What is highly unique and interesting in the case of Dallas Wiens is that he is non-sighted. Sadly, Wiens was blinded during the searing electrical accident that took not only his face, nose, lips, teeth, and cheeks, but also both of his eyes. That he is non-sighted is in fact a highly significant moment the world of face transplantation. Recall that Connie Culp was shot in the face by her husband leaving her incredibly disfigured. While she is legally blind, she still possess enough sight to see forms, identify people, and make her way around familiar settings. All other face transplantations, 11 to date, have involved sighted individuals. Charla Nash who was attacked by a chimpanzee that literally ripped her face apart, including her eyes, was denied a face transplantation even though she lived for over a year at the site of the first facial allograft -- The Cleveland Clinic. One compelling reason to deny a non-sighted individual is that face transplants require, like all donated tissues of genetic mismatch, medications to keep rejection at bay. Face transplant patients are required to look at their faces daily for signs of rejection and if one is blind, then how is that to be accomplished? In fact, might blindness put the individual at higher risk for not catching the initial signs of trouble, or place them in a situation of even increased dependence on others to monitor their condition for them?
Consider the meaning of a face transplant to a non-sighted person, one who obviously cannot see the facial trauma themselves, nor see the stares that sighted and disfigured people find greatly distressing? Might a blind recipient change the overall meaning of the transplant itself as a kind of drape to transform and repair one's visage back to a recognizable form? Or does conducting a face transplant on a blind individual change, or least challenge, our notions about what human faces mean to ourselves and others -- that they are to be looked upon and inspected.
It is entirely possible that this pending face transplantation on a blind patient could be the single most important message about how important the face is to both one's physical but also emotional and psychological self. Wiens has asked for a face, not so that he can see himself in the mirror, or fix the stares of others, but rather, so that he can feel the kisses of his little daughter on his cheeks (his skin now taken from his back and thighs is numb to the touch), to smile, and the ability to smell the rain. The face transplant with Wiens becomes more clearly, more powerfully perhaps than other attempts to study and understand the face such as film, photography or painting as an instrument to conduct one's emotional life. Yet here, unlike the traditional surface takes on the face -- Weins says he wants a face for what it does for him from the inside out. The inner, usually hidden aspects of the face, the underneath part that clings to the muscle and contains the nerves and blood supply becomes the path to experiencing one's self rather than from a mirror gaze of the outer layer.
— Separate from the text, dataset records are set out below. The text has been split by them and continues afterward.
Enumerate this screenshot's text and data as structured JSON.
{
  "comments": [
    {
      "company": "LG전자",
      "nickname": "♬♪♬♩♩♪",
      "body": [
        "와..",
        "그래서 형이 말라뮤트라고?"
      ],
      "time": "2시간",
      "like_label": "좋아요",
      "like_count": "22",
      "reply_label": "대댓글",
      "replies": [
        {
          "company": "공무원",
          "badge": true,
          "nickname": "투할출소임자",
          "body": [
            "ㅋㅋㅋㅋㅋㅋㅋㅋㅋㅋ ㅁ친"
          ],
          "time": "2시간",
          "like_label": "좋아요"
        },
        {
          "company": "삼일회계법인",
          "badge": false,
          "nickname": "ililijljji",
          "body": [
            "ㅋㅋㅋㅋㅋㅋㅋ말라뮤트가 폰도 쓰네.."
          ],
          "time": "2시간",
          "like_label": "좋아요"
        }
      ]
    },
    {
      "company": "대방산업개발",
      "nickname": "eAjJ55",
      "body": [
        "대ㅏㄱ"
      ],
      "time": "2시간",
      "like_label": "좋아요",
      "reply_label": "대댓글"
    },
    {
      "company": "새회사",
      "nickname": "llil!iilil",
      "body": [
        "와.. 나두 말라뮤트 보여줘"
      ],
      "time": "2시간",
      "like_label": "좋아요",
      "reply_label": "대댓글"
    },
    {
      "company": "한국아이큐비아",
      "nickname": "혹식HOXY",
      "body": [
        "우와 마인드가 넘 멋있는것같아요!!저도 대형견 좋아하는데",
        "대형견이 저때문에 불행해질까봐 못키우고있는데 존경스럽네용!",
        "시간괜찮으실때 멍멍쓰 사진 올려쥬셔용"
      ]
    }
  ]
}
Thankfully, the doctors at Brigham and Women's, notably face transplant surgeon Bo Pomahac has agreed to work with Dallas Wiens. Pomahac recently related to me that people without a face are at a social disadvantage and suffer social isolation and that to not help them is the greater ethical wrong over asking them to somehow search for tissue rejection. He stated that most of the non-sighted folks who wish for face transplants have well established social connections that can help with monitoring the graft.
Pomahac, and the New England Organ Bank, will find a donor soon, and this donation will be offered with the knowledge that the face is to be given to a blind man. Imagine your first thoughts if this was your loved one who just died, would it matter to you if the recipient could never see, maybe never appreciate the face of your loved one in the way that the donor had used his own -- by looking, staring, and being looked at?
It is also entirely possible that a family may even more readily agree to donate a face if the person who wanted and needed it did not want the face to look at at all, but rather so that they could feel and become alive with a more interior and psychological use of the donated tissue. If potential donors indeed do see this as somehow more compelling than helping one to speak more clearly, or not be socially shunned, then this pending operation will become a landmark in surgical history not only for being another first, but for also extending our meditation on what the face means to us all.